Marc Monnin a recueilli de nombreuses expressions patoises, mêlées de fôles, d’histoires drôles.

C’est un témoin du patois parlé à Develier, dans la Vallée de Delémont.

info document -  PDF - 130.3 ko

version 120924


Quelques pensées de Marc Monnin

Marc Monnin nous livre ici quelques pensées profondes entendues ou recueillies au cours de ses lectures.

1
Une école sans discipline est comme un moulin sans eau.

Ènne écôle sains réyee ât cment ïn mlïn sains âve.

2
Les profs nous aident à résoudre les problèmes que nous n’aurions jamais eus sans eux.

Les régents nôs aidant è réjoudre les probyèmes qu’nôs n’airïnt dj’mains aivus sains yos.

3
Si les cons étaient des fleurs, la salle des maîtres serait le plus beau des jardins.

Se les coûeréttes étïnt des çhoés, le poiye des maîtres s’rait l’pus bé des tçheutchis.

4
Mieux vaut être le dernier de sa classe que le premier imbécile venu. (R.Sabatier)

È vât meu étre le drie d’sai çhaiche que l’premie sait sains tiu.

5
Le cerveau est un merveilleux organe. Il démarre au moment où vous vous levez et ne s’arrête qu’au moment où vous arrivez à l’école.
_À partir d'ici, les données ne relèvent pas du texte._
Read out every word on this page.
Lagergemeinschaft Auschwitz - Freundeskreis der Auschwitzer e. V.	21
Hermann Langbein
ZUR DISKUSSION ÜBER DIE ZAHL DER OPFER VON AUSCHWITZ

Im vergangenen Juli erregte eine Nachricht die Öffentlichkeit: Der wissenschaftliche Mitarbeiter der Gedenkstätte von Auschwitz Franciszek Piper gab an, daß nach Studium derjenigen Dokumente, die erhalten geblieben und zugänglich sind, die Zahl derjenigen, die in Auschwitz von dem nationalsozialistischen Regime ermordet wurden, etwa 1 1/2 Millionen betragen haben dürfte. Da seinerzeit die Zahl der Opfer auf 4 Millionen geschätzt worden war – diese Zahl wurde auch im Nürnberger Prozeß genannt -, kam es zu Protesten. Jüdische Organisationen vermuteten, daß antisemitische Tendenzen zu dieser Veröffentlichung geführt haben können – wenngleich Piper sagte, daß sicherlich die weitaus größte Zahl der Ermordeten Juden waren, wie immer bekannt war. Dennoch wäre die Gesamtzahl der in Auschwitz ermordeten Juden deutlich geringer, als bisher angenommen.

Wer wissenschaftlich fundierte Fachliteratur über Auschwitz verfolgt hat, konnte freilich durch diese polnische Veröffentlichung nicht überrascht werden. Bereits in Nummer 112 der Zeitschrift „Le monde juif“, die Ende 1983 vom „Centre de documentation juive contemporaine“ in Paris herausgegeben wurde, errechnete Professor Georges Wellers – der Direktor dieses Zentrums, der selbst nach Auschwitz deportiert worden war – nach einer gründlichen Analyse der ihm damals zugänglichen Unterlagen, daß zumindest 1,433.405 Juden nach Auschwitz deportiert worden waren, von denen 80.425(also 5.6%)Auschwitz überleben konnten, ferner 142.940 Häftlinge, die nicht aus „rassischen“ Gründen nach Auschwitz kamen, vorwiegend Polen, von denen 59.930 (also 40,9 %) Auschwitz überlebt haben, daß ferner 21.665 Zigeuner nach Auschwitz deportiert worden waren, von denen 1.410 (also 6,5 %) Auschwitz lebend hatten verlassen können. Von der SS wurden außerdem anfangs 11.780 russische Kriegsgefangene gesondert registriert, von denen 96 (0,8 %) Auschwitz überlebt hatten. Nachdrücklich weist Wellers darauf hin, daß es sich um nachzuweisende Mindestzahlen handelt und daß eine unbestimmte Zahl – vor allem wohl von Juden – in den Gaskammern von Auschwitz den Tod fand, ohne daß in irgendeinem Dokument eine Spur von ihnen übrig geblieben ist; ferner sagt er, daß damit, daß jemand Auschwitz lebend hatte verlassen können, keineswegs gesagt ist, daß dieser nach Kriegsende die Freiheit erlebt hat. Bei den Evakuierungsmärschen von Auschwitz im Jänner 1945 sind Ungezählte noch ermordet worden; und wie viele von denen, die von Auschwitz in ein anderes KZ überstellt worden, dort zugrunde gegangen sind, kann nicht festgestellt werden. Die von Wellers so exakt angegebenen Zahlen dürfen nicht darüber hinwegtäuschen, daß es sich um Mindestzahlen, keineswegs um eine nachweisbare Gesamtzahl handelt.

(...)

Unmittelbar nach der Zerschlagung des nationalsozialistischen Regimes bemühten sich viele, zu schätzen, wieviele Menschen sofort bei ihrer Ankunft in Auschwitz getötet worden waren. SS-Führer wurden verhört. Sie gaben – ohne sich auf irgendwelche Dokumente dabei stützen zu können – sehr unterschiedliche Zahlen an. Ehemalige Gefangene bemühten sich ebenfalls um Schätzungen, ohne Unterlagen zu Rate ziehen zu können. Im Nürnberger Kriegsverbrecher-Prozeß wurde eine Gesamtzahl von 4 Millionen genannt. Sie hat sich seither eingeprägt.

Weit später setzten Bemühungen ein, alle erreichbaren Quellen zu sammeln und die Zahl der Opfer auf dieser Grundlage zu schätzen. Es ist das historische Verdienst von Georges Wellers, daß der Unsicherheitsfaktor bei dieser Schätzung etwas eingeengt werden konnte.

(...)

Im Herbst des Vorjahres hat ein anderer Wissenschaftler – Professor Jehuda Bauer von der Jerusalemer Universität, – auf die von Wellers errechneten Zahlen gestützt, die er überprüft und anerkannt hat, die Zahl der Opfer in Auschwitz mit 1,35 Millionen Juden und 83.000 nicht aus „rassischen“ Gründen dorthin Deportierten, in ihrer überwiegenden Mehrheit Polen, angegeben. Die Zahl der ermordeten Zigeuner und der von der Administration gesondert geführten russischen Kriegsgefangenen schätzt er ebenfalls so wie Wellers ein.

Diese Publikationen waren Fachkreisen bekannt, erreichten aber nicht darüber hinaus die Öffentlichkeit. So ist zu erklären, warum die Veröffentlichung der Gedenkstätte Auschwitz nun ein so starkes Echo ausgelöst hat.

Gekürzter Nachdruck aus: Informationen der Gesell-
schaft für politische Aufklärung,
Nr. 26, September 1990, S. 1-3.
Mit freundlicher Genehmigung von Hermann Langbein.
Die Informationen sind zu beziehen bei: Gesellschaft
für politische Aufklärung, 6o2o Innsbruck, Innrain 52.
Le cervé ât ïndéfïnmeut l’organe. È paît â môment laivoù vôs vôs yevèz èt peu èt n’se râte que tiaind qu’vôs airrivèz en l’écôle.≠

6
Je ne pourrai jamais m’amuser les dimanches car je n’arrive pas à oublier que le lendemain j’ai l’école.

I n’poérros dj’mains m’aimujaie ïn dûemoène pochqu’i n’peus p’rébiyaie que l’yundi i é l’écôle.

7
Celui qui ouvre une porte d’école ferme une prison.

Çtu qu’oeuvre ènne poûetche d’écôle çhiou ènne prijon.